LSM Papua Bangkit Nilai Perlambatan Internet di Papua Bentuk Nyata Diskriminasi dan Rasisme

0
186
Ketua LSM Papua Bangkit, Ir. Hengky Jokhu, saat diwawancara. (Irfan / lintaspapua.com))

SENTANI (LINTAS  PAPUA) – LSM Papua Bangkit menilai perlambatan jaringan internet yang dilakukan Kementerian Komunikasi dan Informasi (Kemenkominfo) RI di Provinsi Papua, khususnya di Jayapura dan sekitarnya itu justru salah satu bentuk nyata diskriminasi dan rasisme yang dilakukan oleh pemerintah pusat.

Pasalnya, sudah sepekan sejak Senin (19/8) lalu hingga saat ini, masyarakat Papua tidak dapat mengakses jaringan internet via handphone (HP) atau telepon selulernya.

Perlambatan jaringan internet di Papua, khususnya di Jayapura dan sekitarnya dilakukan pasca aksi unjuk rasa ribuan warga yang memprotes tindakan kekerasan dan rasis atas mahasiswa Papua di Surabaya dan Malang, Jawa Timur.

Dimana, selama hampir sepekan ini warga hanya dapat mengakses data internet apabila memiliki fasilitas jaringan Wifi di kantor atau fasilitas publik lainnya. Namun, selama dua hari belakangan ini sejak Minggu (25/8) sore hingga Senin (26/8) kemarin, warga tidak dapat mengakses internet dengan menggunakan fasilitas jaringan Wifi.

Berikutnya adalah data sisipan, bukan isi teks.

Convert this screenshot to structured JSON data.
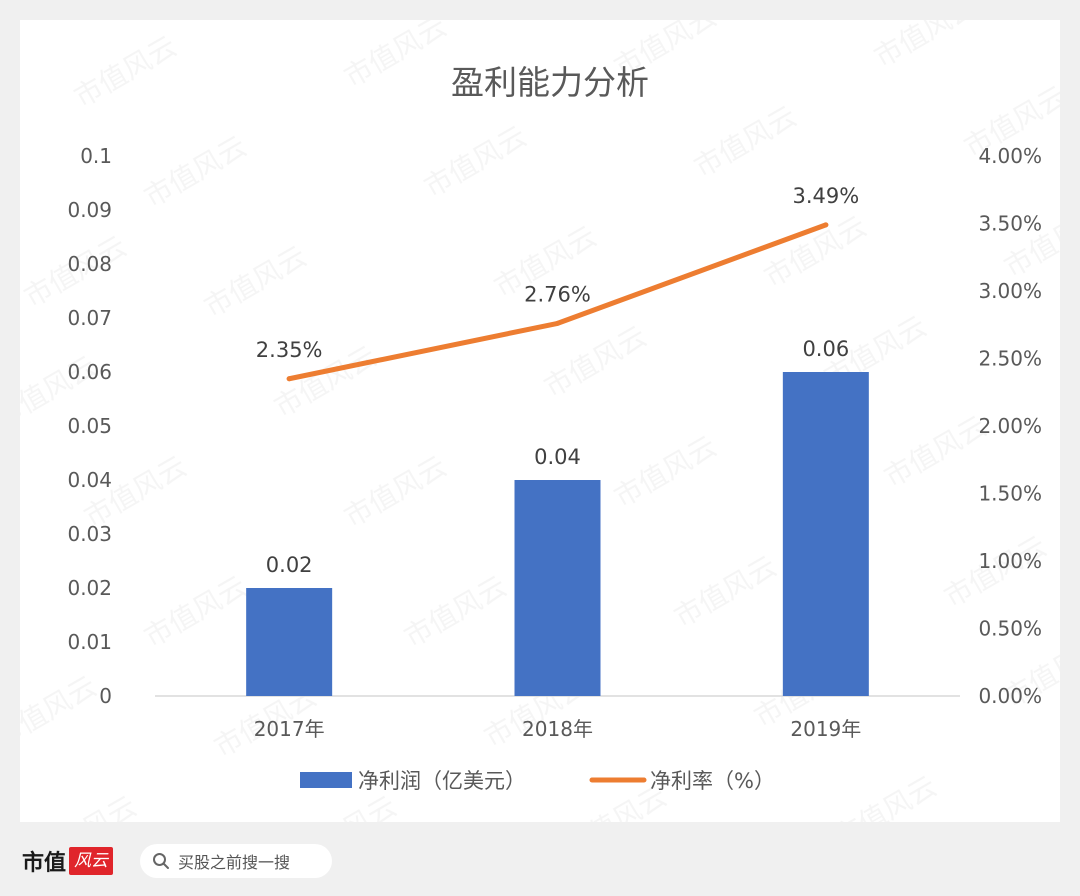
{
  "chart_data": {
    "type": "bar+line",
    "title": "盈利能力分析",
    "categories": [
      "2017年",
      "2018年",
      "2019年"
    ],
    "series": [
      {
        "name": "净利润（亿美元）",
        "type": "bar",
        "axis": "left",
        "color": "#4472C4",
        "values": [
          0.02,
          0.04,
          0.06
        ],
        "data_labels": [
          "0.02",
          "0.04",
          "0.06"
        ]
      },
      {
        "name": "净利率（%）",
        "type": "line",
        "axis": "right",
        "color": "#ED7D31",
        "values": [
          2.35,
          2.76,
          3.49
        ],
        "data_labels": [
          "2.35%",
          "2.76%",
          "3.49%"
        ]
      }
    ],
    "y_left": {
      "min": 0,
      "max": 0.1,
      "ticks": [
        "0",
        "0.01",
        "0.02",
        "0.03",
        "0.04",
        "0.05",
        "0.06",
        "0.07",
        "0.08",
        "0.09",
        "0.1"
      ]
    },
    "y_right": {
      "min": 0,
      "max": 4.0,
      "ticks": [
        "0.00%",
        "0.50%",
        "1.00%",
        "1.50%",
        "2.00%",
        "2.50%",
        "3.00%",
        "3.50%",
        "4.00%"
      ]
    },
    "grid": false,
    "legend_position": "bottom"
  },
  "watermark": "市值风云",
  "footer": {
    "brand": "市值",
    "brand_seal": "风云",
    "search_icon": "search-icon",
    "search_text": "买股之前搜一搜"
  }
}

Ketua LSM Papua Bangkit, Ir. Hengky Jokhu mengatakan, perlambatan jaringan internet oleh pemerintah dalam hal ini Kementerian Komunikasi dan Informasi (Kominfo) di Papua itu merupakan salah satu bentuk nyata diskriminasi dan rasisme yang dilakukan oleh pemerintah.

“Dari LSM Papua Bangkit, saya melihat atau menilai pemblokiran atau perlambatan, kata tepatnya itu mungkin perlambatan jaringan internet oleh pemerintah dalam hal ini Kementerian Kominfo itu sebenarnya tujuannya mungkin baik dalam rangka mengeliminir dan memblokir peredaran atau penyebarluasan berita-berita yang bersifat hoax (Bohong). Tapi di lain sisi, justru perlambatan jaringan internet itu bentuk nyata dari diskriminasi dan rasisme,” ucap Hengky Jokhu ketika memberikan keterangan pers, di Kota Sentani, Kabupaten Jayapura, baru-baru ini.

Menurut Hengky, tujuan pemerintah dalam perlambatan jaringan internet memang baik yakni, ingin mengeliminir dan juga memblokir peredaran atau penyebarluasan berita-berita yang bersifat hoax atau bohong.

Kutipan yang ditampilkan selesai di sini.